People from South Asia – India, Pakistan, and Bangladesh – have more than half of the world’s heart disease patients. Why do South Asians have the highest rates of heart disease than people from other countries? Even if they leave their country, they remain at risk. For example, South Asian immigrants to the United States develop earlier and more malignant heart disease and have higher death rates than any other major ethnic group in America (New York Times, November 28, 2015).

People don’t know why. There is a ‘knowledge gap’ regarding the reasons for the high rates of cardiac disease amongst South Asians.

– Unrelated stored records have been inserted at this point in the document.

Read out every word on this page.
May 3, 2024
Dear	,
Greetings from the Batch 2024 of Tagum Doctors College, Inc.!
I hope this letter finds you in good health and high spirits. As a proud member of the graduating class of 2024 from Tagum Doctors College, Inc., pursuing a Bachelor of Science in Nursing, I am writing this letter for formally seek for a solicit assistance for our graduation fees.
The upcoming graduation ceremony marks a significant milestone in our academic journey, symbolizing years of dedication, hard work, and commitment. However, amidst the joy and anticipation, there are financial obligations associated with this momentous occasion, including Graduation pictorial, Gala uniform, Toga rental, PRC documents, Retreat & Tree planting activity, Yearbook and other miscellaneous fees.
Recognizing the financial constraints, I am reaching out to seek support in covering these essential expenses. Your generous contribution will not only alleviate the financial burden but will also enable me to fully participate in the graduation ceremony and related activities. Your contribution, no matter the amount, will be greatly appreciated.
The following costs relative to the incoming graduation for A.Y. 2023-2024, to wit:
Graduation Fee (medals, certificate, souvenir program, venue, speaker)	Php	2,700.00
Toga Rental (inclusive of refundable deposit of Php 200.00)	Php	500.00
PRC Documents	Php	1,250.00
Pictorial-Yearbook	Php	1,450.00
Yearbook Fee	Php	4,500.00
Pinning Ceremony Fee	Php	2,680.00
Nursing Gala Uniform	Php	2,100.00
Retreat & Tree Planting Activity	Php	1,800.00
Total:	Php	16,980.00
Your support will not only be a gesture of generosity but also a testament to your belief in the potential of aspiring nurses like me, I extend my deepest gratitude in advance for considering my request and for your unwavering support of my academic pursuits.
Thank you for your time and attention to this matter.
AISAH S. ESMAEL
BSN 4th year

Research conduced in Massachusetts over the past 70 years, known as the Framingham Heart Study, may provide the answer. It is perhaps the most influential investigation in the history of modern medicine because it established that the traditional risk factors such as high blood pressure, diabetes, and smoking contribute to coronary heart disease. The Framingham study commenced in the 1940s when cardiovascular disease was the main cause of death in the United States, accounting for nearly half of all deaths. The aim of the study at the time was to establish risk factors for coronary heart disease. Their numerous studies (about 1,200 over the past 70 years) have shown the correlation between high blood pressure and heart disease, as well as correlations between heart disease and diabetes, high blood cholesterol levels, and cigarette smoking. However, there have been few definitive studies for non-white ethnic groups.

Risk studies in 1959 showed that the increased risk of premature heart disease in Indian immigrant males had four times the rate of heart disease compared with men in the Framingham study despite having lower rates of hypertension, smoking, and high cholesterol – and usually following a vegetarian diet. Why?

The National Institutes of Health (NIH) has commenced a study to find out why. It has enrolled about 900 South Asian men and women from two metropolitan areas – the San Francisco Bay area and Chicago – to participate in a study on heart disease. Researchers are focusing on novel risk factors including social, cultural, and genetic determinants. They are also focusing on malignant forms of cholesterol because previous research suggested that South Asians may have smaller and denser cholesterol particles that are more prone to causing hardening of the arteries than non-South Asians. Results will be published in the next couple of years.